- Born: Tim and Fred Williams 1998

YouTube information
- Channel: TwinsthenewTrend;
- Genre: Music
- Subscribers: 886 thousand
- Views: 178 million

= TwinsthenewTrend =

YouTube channel

TwinsthenewTrend is a YouTube channel featuring twin brothers Tim and Fred Williams, who reside in Gary, Indiana, critiquing music videos. In 2020, the channel gained attention when their videos reacting to popular music, heard for the first time by the duo, became the subject of numerous news stories and publicity. Their reaction videos are titled with the prefix, "First Time Hearing."

A video showing their reaction to listening to the 1981 song "In the Air Tonight" by Phil Collins became famous worldwide, garnering more than 6 million views in three weeks. The publicity caused the song to reach #2 on the iTunes top songs sales for August 18 and 19, almost 40 years after its release. Industry publication Variety reported that the song was the fourth biggest selling song of the week ending August 8, up from number 185 the week before.

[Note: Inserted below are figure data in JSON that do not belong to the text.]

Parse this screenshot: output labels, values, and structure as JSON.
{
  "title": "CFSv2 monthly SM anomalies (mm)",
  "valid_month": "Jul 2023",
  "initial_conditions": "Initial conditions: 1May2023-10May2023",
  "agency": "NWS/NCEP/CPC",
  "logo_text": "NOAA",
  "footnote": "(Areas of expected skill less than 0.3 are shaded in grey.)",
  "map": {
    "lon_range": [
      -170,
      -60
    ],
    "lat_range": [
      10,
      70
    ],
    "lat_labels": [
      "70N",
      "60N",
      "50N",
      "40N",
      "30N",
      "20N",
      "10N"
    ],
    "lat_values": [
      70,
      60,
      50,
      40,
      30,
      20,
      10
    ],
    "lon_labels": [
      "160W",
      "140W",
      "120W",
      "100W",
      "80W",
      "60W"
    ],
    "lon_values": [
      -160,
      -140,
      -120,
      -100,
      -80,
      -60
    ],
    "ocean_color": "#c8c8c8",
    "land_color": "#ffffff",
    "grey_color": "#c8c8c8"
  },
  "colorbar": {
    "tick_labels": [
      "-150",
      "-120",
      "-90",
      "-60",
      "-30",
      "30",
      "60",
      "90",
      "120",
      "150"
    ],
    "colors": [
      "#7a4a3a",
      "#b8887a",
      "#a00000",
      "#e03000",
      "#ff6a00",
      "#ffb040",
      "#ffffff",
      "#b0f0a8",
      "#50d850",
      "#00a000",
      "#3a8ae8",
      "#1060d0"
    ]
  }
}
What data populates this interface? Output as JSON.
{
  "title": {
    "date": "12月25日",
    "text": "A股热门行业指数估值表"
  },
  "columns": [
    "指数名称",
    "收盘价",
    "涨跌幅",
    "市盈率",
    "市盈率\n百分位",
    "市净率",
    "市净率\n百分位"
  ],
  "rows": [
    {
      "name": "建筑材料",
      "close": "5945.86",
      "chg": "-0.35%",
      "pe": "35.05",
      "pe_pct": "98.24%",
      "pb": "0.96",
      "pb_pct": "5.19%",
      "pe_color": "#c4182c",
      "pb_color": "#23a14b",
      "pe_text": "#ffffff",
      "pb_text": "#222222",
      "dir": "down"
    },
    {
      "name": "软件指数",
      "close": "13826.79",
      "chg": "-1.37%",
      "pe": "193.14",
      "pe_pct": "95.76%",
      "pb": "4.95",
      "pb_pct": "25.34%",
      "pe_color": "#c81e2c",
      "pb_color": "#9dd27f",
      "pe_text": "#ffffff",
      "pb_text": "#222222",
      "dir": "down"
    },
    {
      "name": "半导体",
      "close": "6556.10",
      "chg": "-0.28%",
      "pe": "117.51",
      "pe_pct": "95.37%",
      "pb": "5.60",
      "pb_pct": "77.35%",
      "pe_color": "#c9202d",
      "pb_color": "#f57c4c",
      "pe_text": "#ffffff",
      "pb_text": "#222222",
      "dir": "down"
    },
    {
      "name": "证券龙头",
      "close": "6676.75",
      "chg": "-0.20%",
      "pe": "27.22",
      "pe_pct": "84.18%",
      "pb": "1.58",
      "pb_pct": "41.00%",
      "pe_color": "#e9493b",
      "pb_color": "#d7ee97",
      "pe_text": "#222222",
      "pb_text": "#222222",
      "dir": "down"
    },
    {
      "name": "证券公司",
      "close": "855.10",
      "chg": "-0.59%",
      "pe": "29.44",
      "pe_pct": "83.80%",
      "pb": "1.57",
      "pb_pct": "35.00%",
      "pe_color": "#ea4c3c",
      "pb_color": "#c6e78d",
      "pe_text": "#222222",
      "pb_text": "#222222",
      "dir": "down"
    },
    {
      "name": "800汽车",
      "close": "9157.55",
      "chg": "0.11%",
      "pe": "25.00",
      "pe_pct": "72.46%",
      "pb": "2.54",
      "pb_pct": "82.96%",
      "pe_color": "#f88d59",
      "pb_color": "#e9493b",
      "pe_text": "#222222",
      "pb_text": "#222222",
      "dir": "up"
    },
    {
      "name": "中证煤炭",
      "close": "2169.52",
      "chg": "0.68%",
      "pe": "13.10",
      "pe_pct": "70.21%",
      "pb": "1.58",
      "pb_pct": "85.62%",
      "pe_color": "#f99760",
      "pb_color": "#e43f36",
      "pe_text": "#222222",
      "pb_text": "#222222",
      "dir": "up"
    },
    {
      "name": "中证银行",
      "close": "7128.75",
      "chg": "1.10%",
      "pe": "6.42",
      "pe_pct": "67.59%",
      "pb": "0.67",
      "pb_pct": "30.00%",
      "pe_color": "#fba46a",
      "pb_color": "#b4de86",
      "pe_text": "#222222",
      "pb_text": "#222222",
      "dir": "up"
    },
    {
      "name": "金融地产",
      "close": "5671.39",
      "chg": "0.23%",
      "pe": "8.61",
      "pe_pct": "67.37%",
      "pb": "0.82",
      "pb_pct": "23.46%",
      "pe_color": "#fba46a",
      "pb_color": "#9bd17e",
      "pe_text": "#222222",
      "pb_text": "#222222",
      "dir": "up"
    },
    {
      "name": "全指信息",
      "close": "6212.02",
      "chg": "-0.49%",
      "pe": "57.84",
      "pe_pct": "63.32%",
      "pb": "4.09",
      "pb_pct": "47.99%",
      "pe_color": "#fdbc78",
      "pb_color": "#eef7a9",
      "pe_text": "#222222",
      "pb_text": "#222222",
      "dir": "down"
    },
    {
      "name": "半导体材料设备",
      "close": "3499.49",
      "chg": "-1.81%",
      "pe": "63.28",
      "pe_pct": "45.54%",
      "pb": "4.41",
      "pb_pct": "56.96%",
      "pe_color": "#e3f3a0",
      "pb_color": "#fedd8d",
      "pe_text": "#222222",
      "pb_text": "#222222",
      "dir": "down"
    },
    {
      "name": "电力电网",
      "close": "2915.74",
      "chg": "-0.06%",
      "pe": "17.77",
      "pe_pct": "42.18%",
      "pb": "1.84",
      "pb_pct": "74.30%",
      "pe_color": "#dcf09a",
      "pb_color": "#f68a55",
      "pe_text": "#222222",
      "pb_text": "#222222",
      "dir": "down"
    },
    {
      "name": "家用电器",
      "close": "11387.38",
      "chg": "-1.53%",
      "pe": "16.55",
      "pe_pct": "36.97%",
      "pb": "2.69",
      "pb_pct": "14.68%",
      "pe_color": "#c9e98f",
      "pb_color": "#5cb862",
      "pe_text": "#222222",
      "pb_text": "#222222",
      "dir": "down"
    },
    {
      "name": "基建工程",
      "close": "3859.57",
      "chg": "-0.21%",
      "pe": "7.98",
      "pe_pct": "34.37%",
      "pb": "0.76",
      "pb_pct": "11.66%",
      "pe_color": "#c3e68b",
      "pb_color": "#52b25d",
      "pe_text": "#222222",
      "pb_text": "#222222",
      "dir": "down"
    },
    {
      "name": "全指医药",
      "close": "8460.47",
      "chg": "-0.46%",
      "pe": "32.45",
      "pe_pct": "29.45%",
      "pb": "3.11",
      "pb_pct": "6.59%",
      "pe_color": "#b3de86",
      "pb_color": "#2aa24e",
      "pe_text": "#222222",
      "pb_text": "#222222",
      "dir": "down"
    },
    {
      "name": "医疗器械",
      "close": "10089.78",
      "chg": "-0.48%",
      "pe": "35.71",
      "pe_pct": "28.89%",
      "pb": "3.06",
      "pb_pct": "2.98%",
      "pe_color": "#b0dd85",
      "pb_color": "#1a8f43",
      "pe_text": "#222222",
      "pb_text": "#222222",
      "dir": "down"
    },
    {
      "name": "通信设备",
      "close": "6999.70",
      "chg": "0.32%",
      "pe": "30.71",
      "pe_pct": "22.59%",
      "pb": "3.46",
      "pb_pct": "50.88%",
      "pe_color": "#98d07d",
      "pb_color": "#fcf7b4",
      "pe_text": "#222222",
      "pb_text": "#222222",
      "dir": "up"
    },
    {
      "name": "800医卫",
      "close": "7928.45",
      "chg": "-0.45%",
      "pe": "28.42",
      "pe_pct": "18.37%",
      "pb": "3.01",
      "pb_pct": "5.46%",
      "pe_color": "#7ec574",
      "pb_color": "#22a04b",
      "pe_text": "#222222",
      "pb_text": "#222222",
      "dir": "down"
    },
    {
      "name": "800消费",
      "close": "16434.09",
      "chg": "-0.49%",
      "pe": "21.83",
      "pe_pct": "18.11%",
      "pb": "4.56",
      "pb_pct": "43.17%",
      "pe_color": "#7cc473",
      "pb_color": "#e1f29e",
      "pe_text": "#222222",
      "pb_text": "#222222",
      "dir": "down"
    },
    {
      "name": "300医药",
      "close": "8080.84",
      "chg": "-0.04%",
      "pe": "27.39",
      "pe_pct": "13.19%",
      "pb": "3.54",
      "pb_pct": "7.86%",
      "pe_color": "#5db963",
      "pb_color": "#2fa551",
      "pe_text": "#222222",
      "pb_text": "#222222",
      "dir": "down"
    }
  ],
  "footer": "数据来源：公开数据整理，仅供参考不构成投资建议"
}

The brothers, who say they were raised primarily on gospel and Christian rap music, have reacted to a wide range of music, including rock, country, opera, rhythm and blues and Japanese music.

The YouTube channel's reviews have attracted the attention of the original singers of popular hits. The brothers' reaction to the song "Fallin'" by Alicia Keys, "Jolene" by Dolly Parton, and "Sweet Dreams (Are Made of This)" by Annie Lennox prompted direct social media reactions from the artists.

In 2021, they said that although they had posted more than 900 videos to Youtube, they were not receiving much revenue, since "at lot of the material is copyrighted so we don’t get anything for it."